I'll give you one drill here which I also picked up from a Rumanian coach which some young players I worked with loved. In the 10 minutes we had allotted for passing fundamentals once a week, we ran a drill called "Tennis". Tennis is just what the name describes. You take some natural boundaries on a court (volleyball or badminton lines work well), and place a wooden bench or two in the middle. That is the net. The players must serve (pass) the ball (you designate the hand and pass they can make for a given number of games), and it works just like tennis. If a ball bounces more than once, or out of the reach of a player on the opposite of the net then the server leads 15-love. They player until a game is one and the serve is switched. Not only is this a drills for working on fundamental passing, but it is a great footwork drills, because players must start and stop quickly to catch a returned ball (pass) without traveling. You might have them serve and play with right handed push passes only, then maybe switch to left hand hook passes. Now I wouldn't recommend this type of drill to the high competitive level high school and college teams, but for youth teams they'll love it. It's a very good conditioner as well.

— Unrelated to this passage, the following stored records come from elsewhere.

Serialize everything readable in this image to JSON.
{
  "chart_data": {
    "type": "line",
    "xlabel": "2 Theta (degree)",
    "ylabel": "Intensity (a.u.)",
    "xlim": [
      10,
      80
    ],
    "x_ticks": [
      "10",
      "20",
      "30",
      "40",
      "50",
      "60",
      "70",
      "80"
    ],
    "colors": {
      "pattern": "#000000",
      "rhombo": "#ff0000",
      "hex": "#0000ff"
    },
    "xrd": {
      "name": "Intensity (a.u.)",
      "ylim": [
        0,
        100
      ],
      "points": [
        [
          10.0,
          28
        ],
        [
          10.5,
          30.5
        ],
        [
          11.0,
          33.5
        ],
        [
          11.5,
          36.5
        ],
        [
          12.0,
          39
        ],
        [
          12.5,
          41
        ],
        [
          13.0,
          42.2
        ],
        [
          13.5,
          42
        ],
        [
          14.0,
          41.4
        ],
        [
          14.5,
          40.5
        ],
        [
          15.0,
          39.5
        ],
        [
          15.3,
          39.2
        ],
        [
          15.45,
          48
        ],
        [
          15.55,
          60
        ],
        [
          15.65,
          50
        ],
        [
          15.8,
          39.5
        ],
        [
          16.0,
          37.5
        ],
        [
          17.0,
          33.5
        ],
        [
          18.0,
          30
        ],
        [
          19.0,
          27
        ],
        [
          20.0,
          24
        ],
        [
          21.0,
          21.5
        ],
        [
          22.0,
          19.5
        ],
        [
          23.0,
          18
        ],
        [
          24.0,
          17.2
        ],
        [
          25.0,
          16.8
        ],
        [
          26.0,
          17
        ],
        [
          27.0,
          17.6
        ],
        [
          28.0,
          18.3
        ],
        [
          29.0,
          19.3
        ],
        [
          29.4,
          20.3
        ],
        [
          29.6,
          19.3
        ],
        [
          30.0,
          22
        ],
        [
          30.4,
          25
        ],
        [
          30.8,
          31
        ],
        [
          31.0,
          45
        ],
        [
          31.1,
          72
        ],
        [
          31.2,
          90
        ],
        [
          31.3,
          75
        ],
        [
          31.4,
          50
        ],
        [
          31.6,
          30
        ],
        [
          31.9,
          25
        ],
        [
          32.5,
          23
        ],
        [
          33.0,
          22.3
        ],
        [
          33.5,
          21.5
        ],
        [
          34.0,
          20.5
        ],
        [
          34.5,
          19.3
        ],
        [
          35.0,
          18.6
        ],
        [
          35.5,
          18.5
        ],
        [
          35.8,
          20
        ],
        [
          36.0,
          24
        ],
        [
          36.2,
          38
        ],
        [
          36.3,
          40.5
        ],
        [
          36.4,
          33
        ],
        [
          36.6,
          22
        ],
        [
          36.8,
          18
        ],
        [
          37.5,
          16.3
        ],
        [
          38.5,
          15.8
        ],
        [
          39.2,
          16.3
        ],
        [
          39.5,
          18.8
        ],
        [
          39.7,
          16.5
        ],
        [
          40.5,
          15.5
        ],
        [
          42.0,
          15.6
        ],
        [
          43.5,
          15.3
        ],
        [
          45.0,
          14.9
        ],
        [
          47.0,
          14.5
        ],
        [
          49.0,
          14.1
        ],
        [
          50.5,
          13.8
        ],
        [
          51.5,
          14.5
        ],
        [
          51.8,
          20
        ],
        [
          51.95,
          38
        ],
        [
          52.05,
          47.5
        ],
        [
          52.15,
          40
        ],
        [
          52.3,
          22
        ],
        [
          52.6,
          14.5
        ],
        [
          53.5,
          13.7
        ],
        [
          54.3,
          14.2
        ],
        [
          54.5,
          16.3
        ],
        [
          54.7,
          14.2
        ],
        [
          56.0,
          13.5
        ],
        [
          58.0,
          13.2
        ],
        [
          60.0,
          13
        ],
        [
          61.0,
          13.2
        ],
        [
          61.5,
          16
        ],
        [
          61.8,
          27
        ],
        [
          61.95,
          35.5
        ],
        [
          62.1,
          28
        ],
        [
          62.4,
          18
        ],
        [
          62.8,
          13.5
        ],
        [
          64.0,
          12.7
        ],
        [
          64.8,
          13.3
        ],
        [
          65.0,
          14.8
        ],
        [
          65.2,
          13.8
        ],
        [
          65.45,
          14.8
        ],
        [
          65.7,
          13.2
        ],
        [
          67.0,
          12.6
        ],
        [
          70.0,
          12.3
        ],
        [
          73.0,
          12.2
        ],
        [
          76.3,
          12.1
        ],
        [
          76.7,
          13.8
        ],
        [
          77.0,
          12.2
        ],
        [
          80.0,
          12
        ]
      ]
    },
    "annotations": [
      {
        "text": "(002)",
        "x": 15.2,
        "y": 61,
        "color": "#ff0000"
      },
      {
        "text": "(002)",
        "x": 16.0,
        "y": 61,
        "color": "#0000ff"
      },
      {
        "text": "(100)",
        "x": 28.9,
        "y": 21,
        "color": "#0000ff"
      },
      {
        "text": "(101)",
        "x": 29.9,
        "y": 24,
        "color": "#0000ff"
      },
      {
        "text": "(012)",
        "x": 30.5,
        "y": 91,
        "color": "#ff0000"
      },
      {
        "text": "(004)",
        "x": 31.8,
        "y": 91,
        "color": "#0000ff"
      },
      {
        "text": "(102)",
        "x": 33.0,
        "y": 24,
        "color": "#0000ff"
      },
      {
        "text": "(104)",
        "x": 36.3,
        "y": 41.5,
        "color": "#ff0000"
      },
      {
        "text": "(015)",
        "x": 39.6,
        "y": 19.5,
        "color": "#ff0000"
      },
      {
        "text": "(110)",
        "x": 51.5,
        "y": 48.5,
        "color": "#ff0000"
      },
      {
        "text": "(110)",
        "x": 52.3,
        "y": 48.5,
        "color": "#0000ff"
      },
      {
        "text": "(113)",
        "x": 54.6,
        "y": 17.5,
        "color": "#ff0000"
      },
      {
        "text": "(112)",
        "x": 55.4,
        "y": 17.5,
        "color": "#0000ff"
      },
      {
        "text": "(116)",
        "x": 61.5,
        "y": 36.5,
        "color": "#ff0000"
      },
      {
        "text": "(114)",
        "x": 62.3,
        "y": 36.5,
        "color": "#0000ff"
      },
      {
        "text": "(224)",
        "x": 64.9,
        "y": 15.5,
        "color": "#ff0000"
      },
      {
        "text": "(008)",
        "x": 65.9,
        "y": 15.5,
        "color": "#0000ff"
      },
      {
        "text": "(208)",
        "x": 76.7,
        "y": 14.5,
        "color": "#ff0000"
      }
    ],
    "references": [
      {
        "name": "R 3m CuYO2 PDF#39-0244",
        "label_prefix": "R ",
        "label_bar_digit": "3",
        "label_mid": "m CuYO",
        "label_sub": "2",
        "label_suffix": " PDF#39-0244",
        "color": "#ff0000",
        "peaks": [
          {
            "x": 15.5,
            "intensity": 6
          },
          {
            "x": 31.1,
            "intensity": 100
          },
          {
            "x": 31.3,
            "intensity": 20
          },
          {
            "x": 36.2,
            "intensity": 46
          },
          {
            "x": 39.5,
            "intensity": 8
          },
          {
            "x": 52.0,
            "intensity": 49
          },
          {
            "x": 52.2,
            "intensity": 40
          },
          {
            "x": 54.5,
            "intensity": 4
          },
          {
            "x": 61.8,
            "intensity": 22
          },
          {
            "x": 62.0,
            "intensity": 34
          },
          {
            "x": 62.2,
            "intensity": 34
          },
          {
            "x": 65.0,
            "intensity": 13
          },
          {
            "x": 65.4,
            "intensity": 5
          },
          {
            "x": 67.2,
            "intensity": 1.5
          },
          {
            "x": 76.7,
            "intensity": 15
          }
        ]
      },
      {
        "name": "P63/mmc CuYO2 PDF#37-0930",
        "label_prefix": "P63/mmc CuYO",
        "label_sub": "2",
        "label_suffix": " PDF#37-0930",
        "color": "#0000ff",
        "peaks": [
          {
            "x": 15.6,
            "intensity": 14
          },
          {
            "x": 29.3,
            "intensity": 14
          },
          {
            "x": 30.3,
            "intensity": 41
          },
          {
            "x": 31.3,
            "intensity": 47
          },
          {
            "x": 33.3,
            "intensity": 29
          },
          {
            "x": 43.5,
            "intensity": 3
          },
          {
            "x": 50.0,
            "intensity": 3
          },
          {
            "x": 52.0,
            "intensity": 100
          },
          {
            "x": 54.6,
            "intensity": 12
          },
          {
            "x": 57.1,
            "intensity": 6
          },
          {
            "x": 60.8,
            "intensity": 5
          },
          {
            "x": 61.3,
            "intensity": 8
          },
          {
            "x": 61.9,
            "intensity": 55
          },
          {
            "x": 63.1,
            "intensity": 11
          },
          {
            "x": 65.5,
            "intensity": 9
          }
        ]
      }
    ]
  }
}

The other drill I would highly recommend is the basic four corner passing dribbling drills. Four balls, one in each corner. On a signal each sprint dribbles into the middle and makes the pass and pivot that the coach or captain call out. We also call outside meaning that instead of dribbling to the middle they pass to a corner and follow their pass with one additional exchange. There must be a hundred variation of this drill. The reason I like it so much is that is forces concentration. The caller can pick up the calls and tempo, it creates a very game like situation where players must think quickly, execute pivots, and passes and locate an open player. The more you change, the more challenging it is for the players. No boredom with this drill. Remember to build slowly and feed them new calls and challenges as their passing and pivot skill development permits.